Kohl's Q3 results were comparatively strong, with a 2.5% increase in comps helping total revenue climb 1.3% year over year. Kohl's also raised its full-year outlook. CEO Michele Gass noted that the company's strong execution both in stores and online left Kohl's "well-positioned going into the fourth quarter." Nonetheless, its shares sank 11% in November, then continued to drift lower this month as the market collectively shrugged in response.
To be clear, the 2018 holidays were exceptional for many retailers. According to a report yesterday from Mastercard SpendingPulse -- which studies retail spending trends across all payment types -- holiday sales climbed 5.1% year over year to over $850 billion, good for the season's highest growth in the past six years.
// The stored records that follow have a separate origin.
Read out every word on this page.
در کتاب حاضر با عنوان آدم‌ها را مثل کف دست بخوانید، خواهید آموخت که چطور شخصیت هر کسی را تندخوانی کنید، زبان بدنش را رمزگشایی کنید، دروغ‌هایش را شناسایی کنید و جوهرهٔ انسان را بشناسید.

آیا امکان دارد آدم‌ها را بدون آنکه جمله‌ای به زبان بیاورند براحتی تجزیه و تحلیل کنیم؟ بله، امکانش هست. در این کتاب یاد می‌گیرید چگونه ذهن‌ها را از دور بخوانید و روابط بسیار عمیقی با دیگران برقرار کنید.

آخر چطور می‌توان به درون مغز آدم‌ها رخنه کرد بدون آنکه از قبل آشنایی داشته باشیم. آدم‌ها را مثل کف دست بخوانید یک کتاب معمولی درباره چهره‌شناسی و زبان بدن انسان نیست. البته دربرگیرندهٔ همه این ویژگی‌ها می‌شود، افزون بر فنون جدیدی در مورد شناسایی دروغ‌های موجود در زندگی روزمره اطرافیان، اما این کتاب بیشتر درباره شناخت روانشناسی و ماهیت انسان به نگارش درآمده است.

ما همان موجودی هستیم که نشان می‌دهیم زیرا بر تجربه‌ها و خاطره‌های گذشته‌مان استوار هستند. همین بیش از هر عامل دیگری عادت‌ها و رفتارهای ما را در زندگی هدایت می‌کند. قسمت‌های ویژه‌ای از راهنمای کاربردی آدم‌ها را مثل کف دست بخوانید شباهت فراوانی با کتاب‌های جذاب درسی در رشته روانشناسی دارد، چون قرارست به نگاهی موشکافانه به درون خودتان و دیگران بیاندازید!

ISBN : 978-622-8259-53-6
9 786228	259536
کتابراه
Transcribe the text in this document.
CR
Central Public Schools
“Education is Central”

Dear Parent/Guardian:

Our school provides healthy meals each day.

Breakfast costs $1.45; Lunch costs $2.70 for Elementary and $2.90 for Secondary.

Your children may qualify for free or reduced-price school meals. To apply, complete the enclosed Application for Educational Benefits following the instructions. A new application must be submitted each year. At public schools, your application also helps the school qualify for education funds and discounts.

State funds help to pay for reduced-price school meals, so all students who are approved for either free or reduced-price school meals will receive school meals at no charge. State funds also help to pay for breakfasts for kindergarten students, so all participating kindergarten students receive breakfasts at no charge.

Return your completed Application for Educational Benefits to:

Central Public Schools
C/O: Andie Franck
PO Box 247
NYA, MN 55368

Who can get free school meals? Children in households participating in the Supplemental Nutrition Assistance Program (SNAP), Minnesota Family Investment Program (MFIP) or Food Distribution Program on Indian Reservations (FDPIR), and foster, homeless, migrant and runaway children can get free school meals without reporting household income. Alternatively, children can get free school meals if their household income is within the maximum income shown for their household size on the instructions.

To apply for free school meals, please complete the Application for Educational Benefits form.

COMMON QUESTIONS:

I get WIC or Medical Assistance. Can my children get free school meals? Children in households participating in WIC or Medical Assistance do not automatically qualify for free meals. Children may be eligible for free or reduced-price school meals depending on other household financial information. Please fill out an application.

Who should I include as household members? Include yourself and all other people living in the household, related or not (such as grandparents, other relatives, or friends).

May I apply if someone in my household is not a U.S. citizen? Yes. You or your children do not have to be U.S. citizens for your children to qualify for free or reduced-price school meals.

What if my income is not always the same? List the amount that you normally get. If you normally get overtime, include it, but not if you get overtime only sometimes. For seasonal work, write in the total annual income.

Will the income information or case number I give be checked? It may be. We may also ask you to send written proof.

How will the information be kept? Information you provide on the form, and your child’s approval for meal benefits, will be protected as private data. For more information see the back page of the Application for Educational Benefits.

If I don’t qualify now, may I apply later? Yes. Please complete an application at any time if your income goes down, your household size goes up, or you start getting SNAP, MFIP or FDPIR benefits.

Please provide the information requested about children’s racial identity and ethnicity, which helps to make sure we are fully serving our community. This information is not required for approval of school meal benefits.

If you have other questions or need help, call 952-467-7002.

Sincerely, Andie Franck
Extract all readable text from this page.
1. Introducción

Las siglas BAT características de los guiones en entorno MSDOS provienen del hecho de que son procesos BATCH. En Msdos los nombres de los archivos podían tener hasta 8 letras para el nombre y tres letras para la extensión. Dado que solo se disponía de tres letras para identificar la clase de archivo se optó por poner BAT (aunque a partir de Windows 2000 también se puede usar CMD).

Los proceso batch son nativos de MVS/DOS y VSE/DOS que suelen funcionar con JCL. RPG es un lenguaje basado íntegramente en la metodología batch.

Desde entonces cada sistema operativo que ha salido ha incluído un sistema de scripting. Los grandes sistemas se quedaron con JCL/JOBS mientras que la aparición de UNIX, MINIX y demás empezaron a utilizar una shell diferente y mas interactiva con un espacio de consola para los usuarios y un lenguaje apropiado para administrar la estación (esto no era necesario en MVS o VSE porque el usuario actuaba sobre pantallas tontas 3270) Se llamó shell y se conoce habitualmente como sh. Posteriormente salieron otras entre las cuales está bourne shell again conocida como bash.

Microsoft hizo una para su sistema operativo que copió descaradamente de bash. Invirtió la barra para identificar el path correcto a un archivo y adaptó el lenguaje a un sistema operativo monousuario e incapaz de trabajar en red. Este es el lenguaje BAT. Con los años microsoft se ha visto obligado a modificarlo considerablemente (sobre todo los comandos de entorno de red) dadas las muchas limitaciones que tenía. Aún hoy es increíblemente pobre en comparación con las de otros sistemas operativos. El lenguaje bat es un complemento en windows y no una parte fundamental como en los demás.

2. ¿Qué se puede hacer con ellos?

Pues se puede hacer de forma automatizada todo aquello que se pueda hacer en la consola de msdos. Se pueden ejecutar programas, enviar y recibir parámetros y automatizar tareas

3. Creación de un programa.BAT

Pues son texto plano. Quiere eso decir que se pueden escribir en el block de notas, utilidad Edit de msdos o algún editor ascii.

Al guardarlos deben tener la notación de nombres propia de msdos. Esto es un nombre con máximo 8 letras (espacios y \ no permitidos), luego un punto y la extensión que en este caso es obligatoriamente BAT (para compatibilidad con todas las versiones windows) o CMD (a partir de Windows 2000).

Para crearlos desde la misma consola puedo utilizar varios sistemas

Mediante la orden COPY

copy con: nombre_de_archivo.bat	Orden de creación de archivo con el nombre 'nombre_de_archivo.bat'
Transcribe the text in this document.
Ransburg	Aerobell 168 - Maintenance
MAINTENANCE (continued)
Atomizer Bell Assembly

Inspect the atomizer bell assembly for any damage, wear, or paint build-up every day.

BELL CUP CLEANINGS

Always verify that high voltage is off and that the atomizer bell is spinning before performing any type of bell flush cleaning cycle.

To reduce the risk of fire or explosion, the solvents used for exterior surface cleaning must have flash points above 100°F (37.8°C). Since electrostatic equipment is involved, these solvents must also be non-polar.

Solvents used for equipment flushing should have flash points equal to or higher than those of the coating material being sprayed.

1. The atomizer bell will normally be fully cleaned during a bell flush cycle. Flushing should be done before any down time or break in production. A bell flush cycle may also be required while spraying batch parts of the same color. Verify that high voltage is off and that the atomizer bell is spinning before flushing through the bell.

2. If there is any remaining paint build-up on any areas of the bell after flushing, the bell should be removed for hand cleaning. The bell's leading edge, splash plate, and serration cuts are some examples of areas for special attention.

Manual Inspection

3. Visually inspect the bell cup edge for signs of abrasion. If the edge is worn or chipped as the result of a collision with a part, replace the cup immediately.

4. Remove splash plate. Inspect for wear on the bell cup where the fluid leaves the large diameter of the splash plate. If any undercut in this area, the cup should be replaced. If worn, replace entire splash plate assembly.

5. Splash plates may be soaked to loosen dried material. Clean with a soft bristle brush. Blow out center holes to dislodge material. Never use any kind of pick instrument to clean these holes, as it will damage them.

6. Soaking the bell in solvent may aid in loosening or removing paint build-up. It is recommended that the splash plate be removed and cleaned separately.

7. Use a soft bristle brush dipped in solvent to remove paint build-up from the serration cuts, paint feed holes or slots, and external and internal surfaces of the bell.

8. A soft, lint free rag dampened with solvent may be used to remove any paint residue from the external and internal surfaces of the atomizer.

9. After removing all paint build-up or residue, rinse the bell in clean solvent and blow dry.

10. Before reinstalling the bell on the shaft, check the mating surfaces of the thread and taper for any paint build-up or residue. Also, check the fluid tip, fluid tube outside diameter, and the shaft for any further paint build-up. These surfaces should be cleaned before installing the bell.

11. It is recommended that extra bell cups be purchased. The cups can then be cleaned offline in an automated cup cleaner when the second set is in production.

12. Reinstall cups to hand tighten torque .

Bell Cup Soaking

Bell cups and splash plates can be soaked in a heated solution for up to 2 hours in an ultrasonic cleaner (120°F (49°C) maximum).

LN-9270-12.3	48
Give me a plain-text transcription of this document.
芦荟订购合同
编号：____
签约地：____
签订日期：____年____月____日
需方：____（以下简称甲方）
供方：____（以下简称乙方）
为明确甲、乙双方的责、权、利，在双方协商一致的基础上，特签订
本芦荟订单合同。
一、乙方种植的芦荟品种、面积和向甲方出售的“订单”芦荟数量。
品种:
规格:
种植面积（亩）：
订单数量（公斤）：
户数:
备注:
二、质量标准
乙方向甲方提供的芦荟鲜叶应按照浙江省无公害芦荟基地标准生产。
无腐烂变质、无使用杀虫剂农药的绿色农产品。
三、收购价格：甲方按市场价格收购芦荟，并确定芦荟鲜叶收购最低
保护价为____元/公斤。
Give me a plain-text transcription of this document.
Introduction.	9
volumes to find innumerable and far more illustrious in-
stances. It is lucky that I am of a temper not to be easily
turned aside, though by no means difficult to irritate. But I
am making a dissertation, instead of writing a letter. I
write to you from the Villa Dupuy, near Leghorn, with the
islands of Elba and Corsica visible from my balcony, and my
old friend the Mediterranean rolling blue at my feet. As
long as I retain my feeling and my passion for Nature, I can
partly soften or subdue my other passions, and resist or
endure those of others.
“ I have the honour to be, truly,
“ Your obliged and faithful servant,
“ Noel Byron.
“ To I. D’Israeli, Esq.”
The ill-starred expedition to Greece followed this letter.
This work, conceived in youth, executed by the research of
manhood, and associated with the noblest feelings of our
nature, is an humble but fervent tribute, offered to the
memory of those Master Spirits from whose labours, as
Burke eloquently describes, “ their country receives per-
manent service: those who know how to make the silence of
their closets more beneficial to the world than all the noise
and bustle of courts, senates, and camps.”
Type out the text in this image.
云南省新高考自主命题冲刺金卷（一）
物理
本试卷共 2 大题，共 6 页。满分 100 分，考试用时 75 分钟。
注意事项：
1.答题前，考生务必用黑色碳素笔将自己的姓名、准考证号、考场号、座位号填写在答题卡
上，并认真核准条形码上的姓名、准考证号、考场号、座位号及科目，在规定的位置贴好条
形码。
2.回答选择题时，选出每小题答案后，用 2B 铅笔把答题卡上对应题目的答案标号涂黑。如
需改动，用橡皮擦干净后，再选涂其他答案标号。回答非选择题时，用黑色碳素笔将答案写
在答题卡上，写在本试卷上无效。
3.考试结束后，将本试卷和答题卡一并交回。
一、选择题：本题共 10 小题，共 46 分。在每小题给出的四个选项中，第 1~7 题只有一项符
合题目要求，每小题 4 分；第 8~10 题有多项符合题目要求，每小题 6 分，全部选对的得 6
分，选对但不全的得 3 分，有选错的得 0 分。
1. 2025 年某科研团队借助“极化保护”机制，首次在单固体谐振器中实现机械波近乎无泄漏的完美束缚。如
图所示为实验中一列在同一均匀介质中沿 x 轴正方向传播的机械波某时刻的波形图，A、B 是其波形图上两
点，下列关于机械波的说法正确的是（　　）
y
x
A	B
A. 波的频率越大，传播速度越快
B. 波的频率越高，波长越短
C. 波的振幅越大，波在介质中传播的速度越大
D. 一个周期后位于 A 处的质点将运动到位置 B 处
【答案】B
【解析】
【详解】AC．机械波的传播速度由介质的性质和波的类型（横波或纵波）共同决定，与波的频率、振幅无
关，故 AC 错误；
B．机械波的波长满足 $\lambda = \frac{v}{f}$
But that growth also was bolstered by e-commerce, as online sales climbed 19.1% year over year. Meanwhile -- and this likely contributed to today's retail-centric declines -- SpendingPulse noted department stores actually saw total sales fall 1.3% from 2017, as lower sales from their shrinking number of brick-and-mortar locations were more than offset by healthier 10.2% growth from their respective online platforms.
In the end, we'll obviously know more when Kohl's, J.C. Penney, and Bed Bath & Beyond release their final holiday-quarter results in the coming months. But it's no surprise to see their shares slipping in the meantime given our volatile markets and uncertainty surrounding the general state of the retail industry.